NexGen Energy (TSX: NXE; NYSE: NXE) is planning a 125,000-metre high density drill program—the largest in the company’s history—at its Arrow uranium project in Saskatchewan after completing a positive prefeasibility study that estimated an after-tax net present value of $3.66 billion and internal rate of return of 56.8%.
The study was based on a uranium price of US$50 per lb., and a 43% increase in indicated resources to 256.6 million pounds of U308 contained in 2.89 million tonnes grading 4.03% U308.
The prefeasibility study did not include inferred resources of 91.70 million lb. U308 contained in 4.84 million tonnes grading 0.86% U308. As a result, the initial mine life dropped to nine years from the fifteen years outlined in a preliminary economic assessment completed in July 2017.
The mine would produce an average of 25.4 million lb. U308 each year for the life of mine, up from 18.5 million lb. outlined in the PEA, due to higher head grades, which rose to 3.09% U308 from the PEA’s 1.73%.
Initial capex of $1.25 billion represented a 5% increase over the $1.19 billion estimated in the earlier study, but the higher sum was due to the introduction of a provincial sales tax on capital projects. If the PST was excluded, initial capex would come in at about $1.18 billion, or 0.5% below the estimate in the PEA.

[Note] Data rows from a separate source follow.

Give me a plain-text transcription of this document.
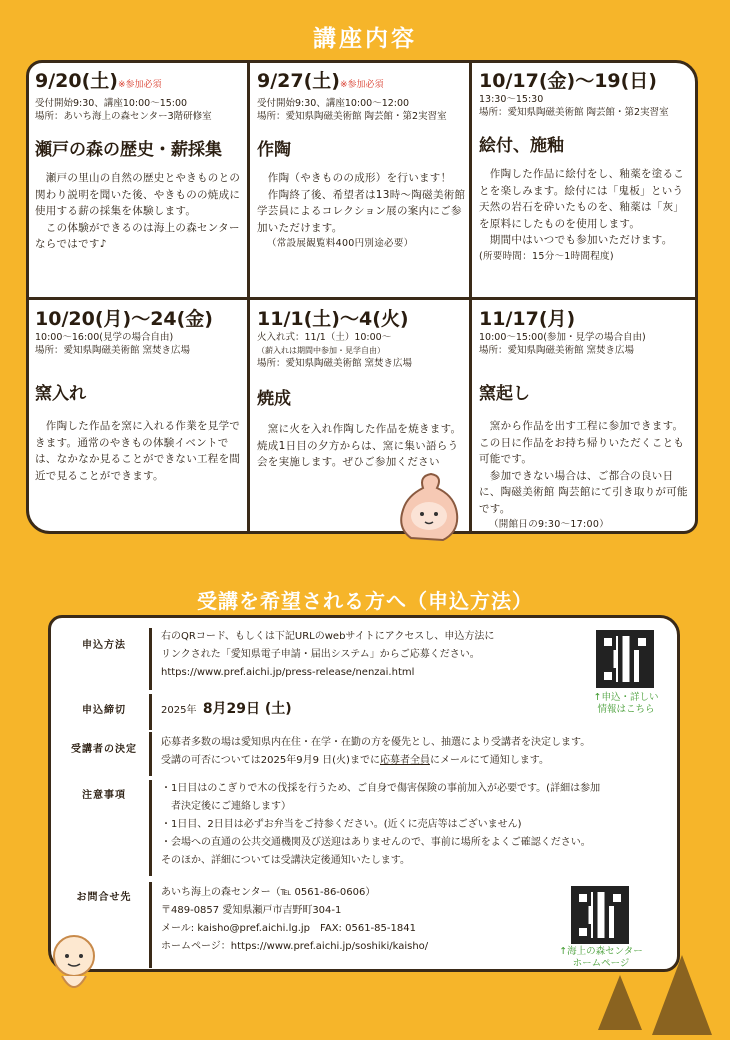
講座内容
9/20(土)※参加必須
受付開始9:30、講座10:00～15:00
場所：あいち海上の森センター3階研修室
瀬戸の森の歴史・薪採集
　瀬戸の里山の自然の歴史とやきものとの関わり説明を聞いた後、やきものの焼成に使用する薪の採集を体験します。
　この体験ができるのは海上の森センターならではです♪
9/27(土)※参加必須
受付開始9:30、講座10:00～12:00
場所：愛知県陶磁美術館 陶芸館・第2実習室
作陶
　作陶（やきものの成形）を行います！
　作陶終了後、希望者は13時～陶磁美術館学芸員によるコレクション展の案内にご参加いただけます。
（常設展観覧料400円別途必要）
10/17(金)～19(日)
13:30～15:30
場所：愛知県陶磁美術館 陶芸館・第2実習室
絵付、施釉
　作陶した作品に絵付をし、釉薬を塗ることを楽しみます。絵付には「鬼板」という天然の岩石を砕いたものを、釉薬は「灰」を原料にしたものを使用します。
　期間中はいつでも参加いただけます。
(所要時間：15分～1時間程度)
10/20(月)～24(金)
10:00～16:00(見学の場合自由)
場所：愛知県陶磁美術館 窯焚き広場
窯入れ
　作陶した作品を窯に入れる作業を見学できます。通常のやきもの体験イベントでは、なかなか見ることができない工程を間近で見ることができます。
11/1(土)～4(火)
火入れ式：11/1（土）10:00～
（薪入れは期間中参加・見学自由）
場所：愛知県陶磁美術館 窯焚き広場
焼成
　窯に火を入れ作陶した作品を焼きます。 焼成1日目の夕方からは、窯に集い語らう会を実施します。ぜひご参加ください
11/17(月)
10:00～15:00(参加・見学の場合自由)
場所：愛知県陶磁美術館 窯焚き広場
窯起し
　窯から作品を出す工程に参加できます。この日に作品をお持ち帰りいただくことも可能です。
　参加できない場合は、ご都合の良い日に、陶磁美術館 陶芸館にて引き取りが可能です。
（開館日の9:30～17:00）
受講を希望される方へ（申込方法）
申込方法
右のQRコード、もしくは下記URLのwebサイトにアクセスし、申込方法に
リンクされた「愛知県電子申請・届出システム」からご応募ください。
https://www.pref.aichi.jp/press-release/nenzai.html
↑申込・詳しい
情報はこちら
申込締切	2025年 8月29日 (土)
受講者の決定
応募者多数の場は愛知県内在住・在学・在勤の方を優先とし、抽選により受講者を決定します。
受講の可否については2025年9月9 日(火)までに応募者全員にメールにて通知します。
注意事項
・1日目はのこぎりで木の伐採を行うため、ご自身で傷害保険の事前加入が必要です。(詳細は参加
　者決定後にご連絡します）
・1日目、2日目は必ずお弁当をご持参ください。(近くに売店等はございません)
・会場への直通の公共交通機関及び送迎はありませんので、事前に場所をよくご確認ください。
そのほか、詳細については受講決定後通知いたします。
お問合せ先	あいち海上の森センター（℡ 0561-86-0606）
〒489-0857 愛知県瀬戸市吉野町304-1
メール: kaisho@pref.aichi.lg.jp　FAX: 0561-85-1841
ホームページ：https://www.pref.aichi.jp/soshiki/kaisho/	↑海上の森センター
ホームページ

The reduction in capex before PST is due to a reduced mine footprint, higher head grades and the reallocation of underground tailings to operating costs.
Despite categorizing the tailings as operating expenses instead of sustaining capital as defined in the PEA, average annual opex fell 31% to $5.81 per lb. U308 from $8.37 per lb. in the earlier estimate.

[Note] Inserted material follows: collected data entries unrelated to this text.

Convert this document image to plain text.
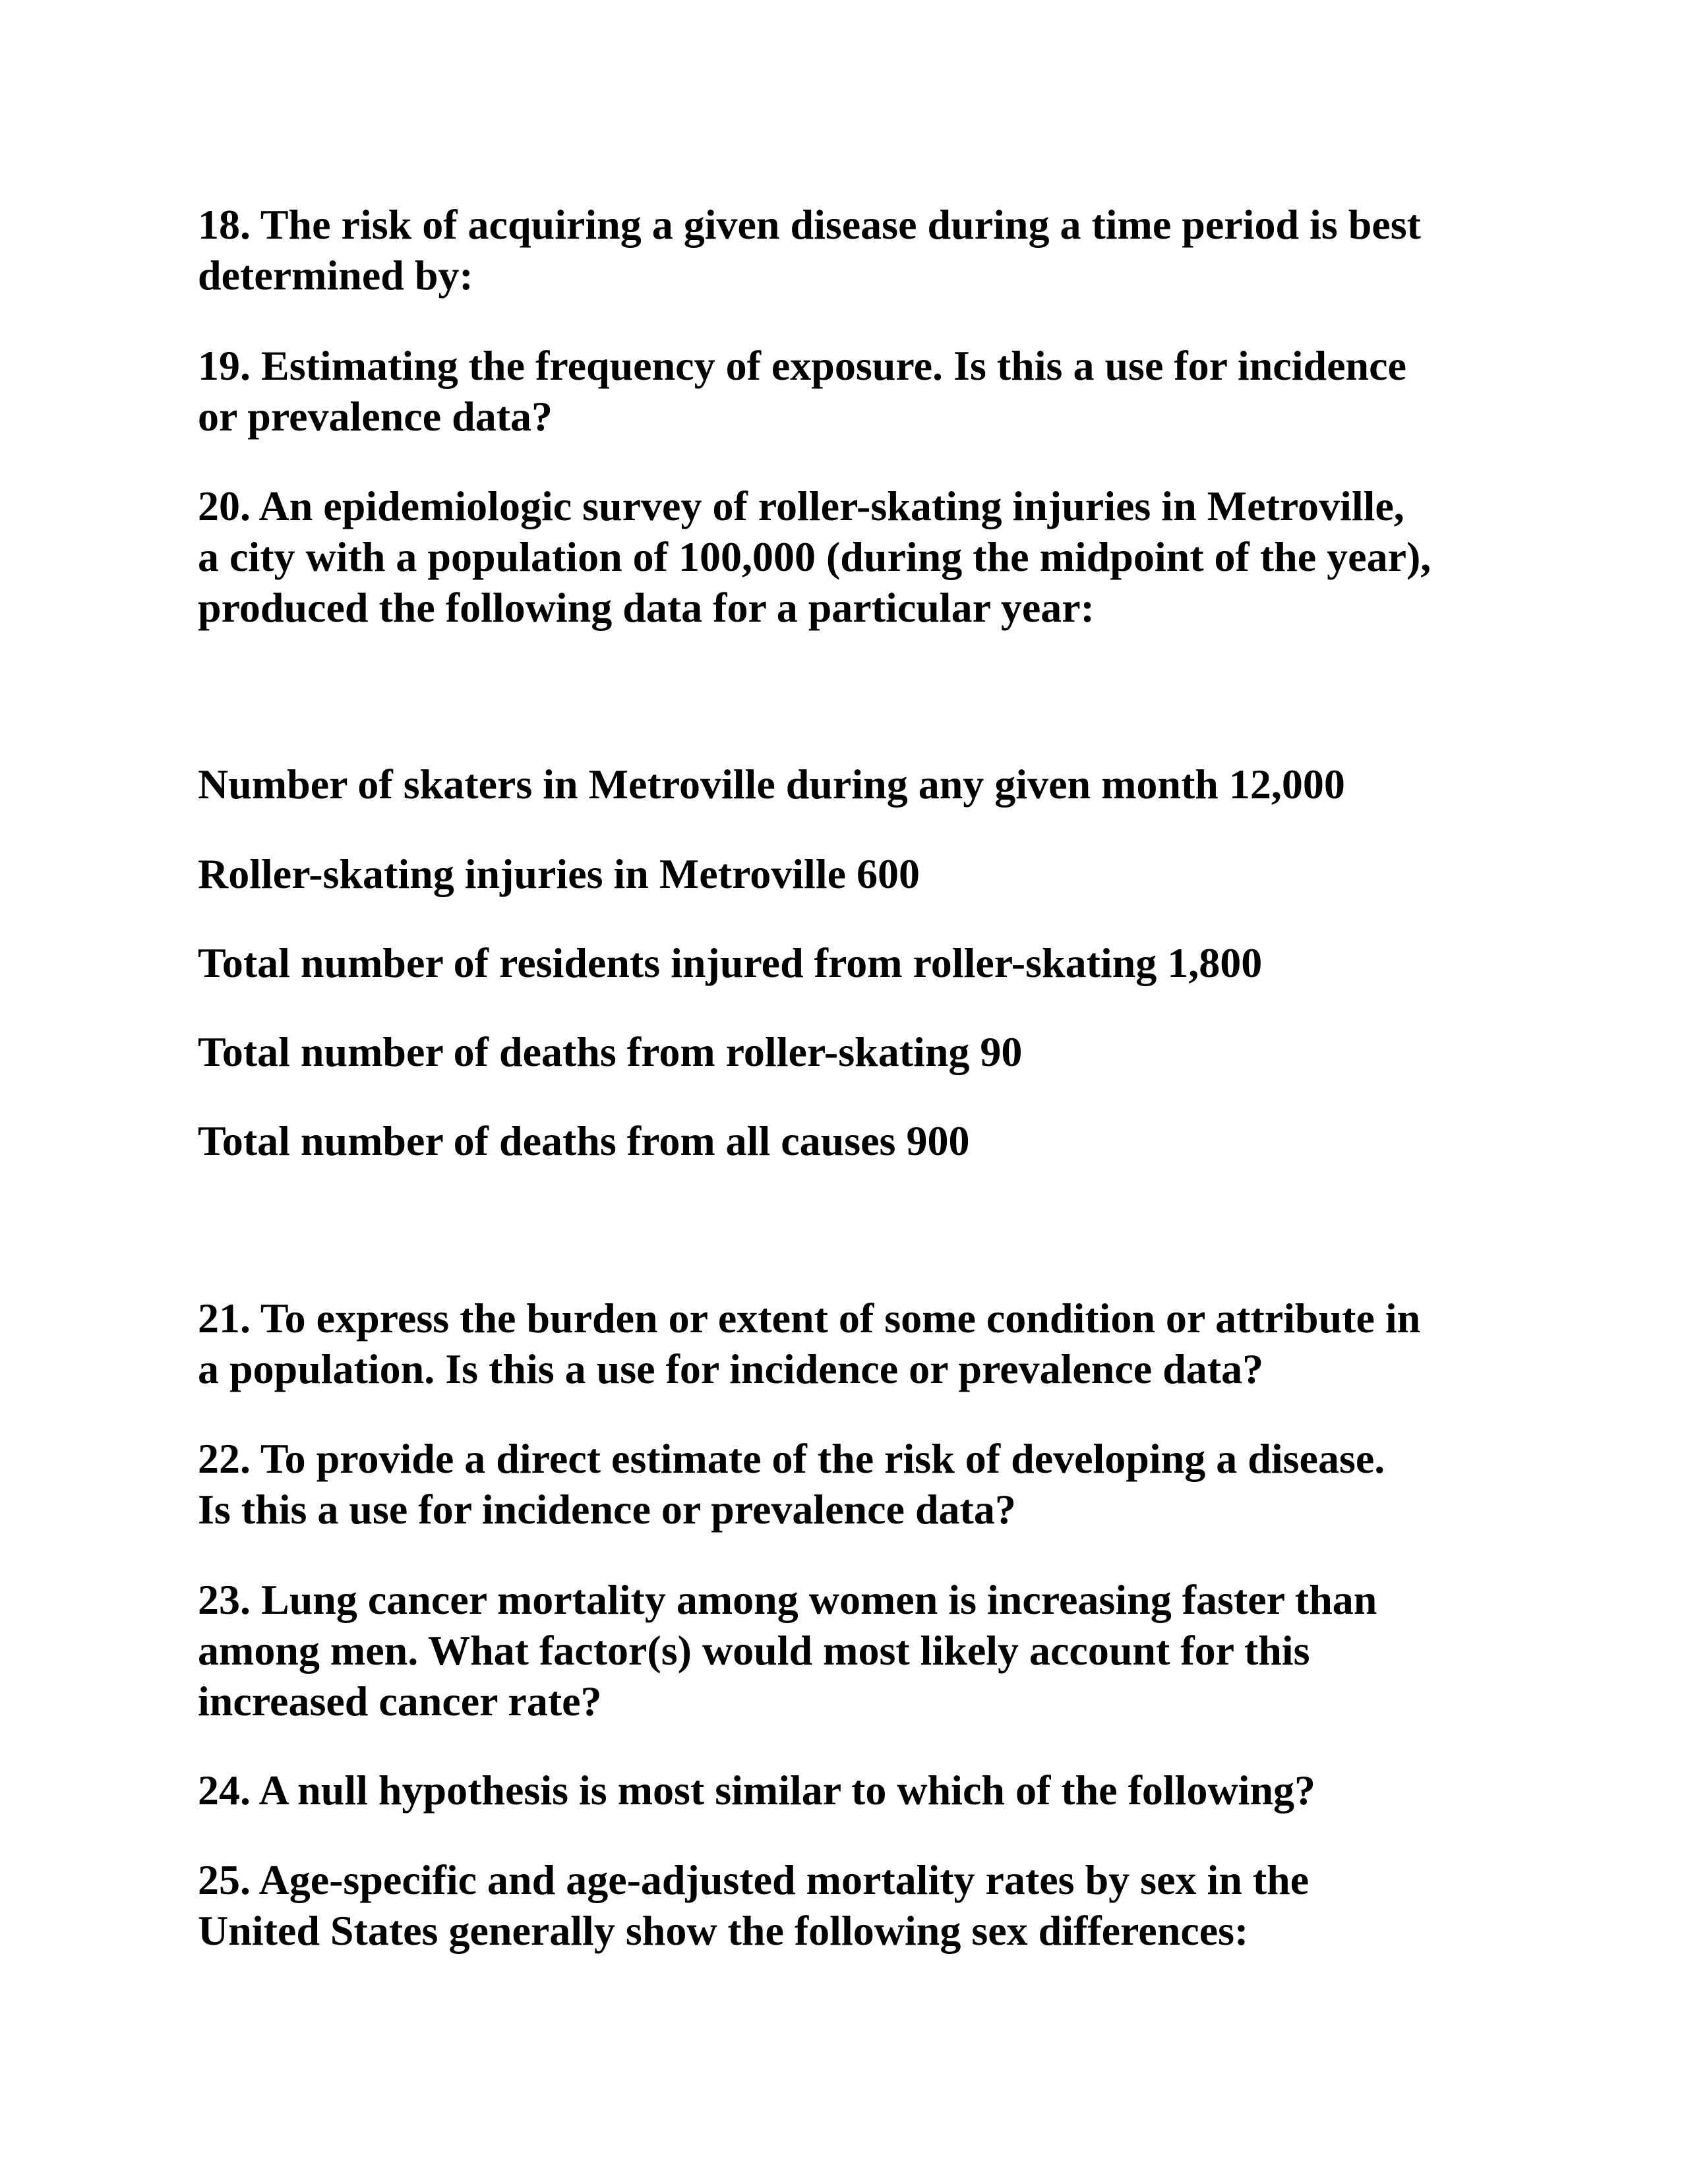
18. The risk of acquiring a given disease during a time period is best
determined by:

19. Estimating the frequency of exposure. Is this a use for incidence
or prevalence data?

20. An epidemiologic survey of roller-skating injuries in Metroville,
a city with a population of 100,000 (during the midpoint of the year),
produced the following data for a particular year:

Number of skaters in Metroville during any given month 12,000

Roller-skating injuries in Metroville 600

Total number of residents injured from roller-skating 1,800

Total number of deaths from roller-skating 90

Total number of deaths from all causes 900

21. To express the burden or extent of some condition or attribute in
a population. Is this a use for incidence or prevalence data?

22. To provide a direct estimate of the risk of developing a disease.
Is this a use for incidence or prevalence data?

23. Lung cancer mortality among women is increasing faster than
among men. What factor(s) would most likely account for this
increased cancer rate?

24. A null hypothesis is most similar to which of the following?

25. Age-specific and age-adjusted mortality rates by sex in the
United States generally show the following sex differences:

The study forecast Arrow’s average annual after-tax net cash flow over the life of mine would reach $909 million, up 64% from the PEA’s $553 million.
Payback, after-tax, is forecast to take 1.2 years, up from the PEA’s 1.1 years.
The prefeasibility study also envisioned eliminating ammonia from the metallurgical process and storing waste from the process plant underground.
The mine plan was based on conventional long-hole stoping.
At the end of September, NexGen had $133 million in its treasury.
The company says its new diamond drill program commencing in December will involve two stages and ten drill rigs.
At presstime in Toronto NexGen’s shares were trading at $3.14 within a 52-week range of $2.12 and $3.58 per share.
Brian McArthur, a mining analyst at Raymond James, increased his price target on the stock to $5.50 from $5.00 per share.
Colin Healey of Haywood Securities maintained his target price on the stock at $6.00 per share.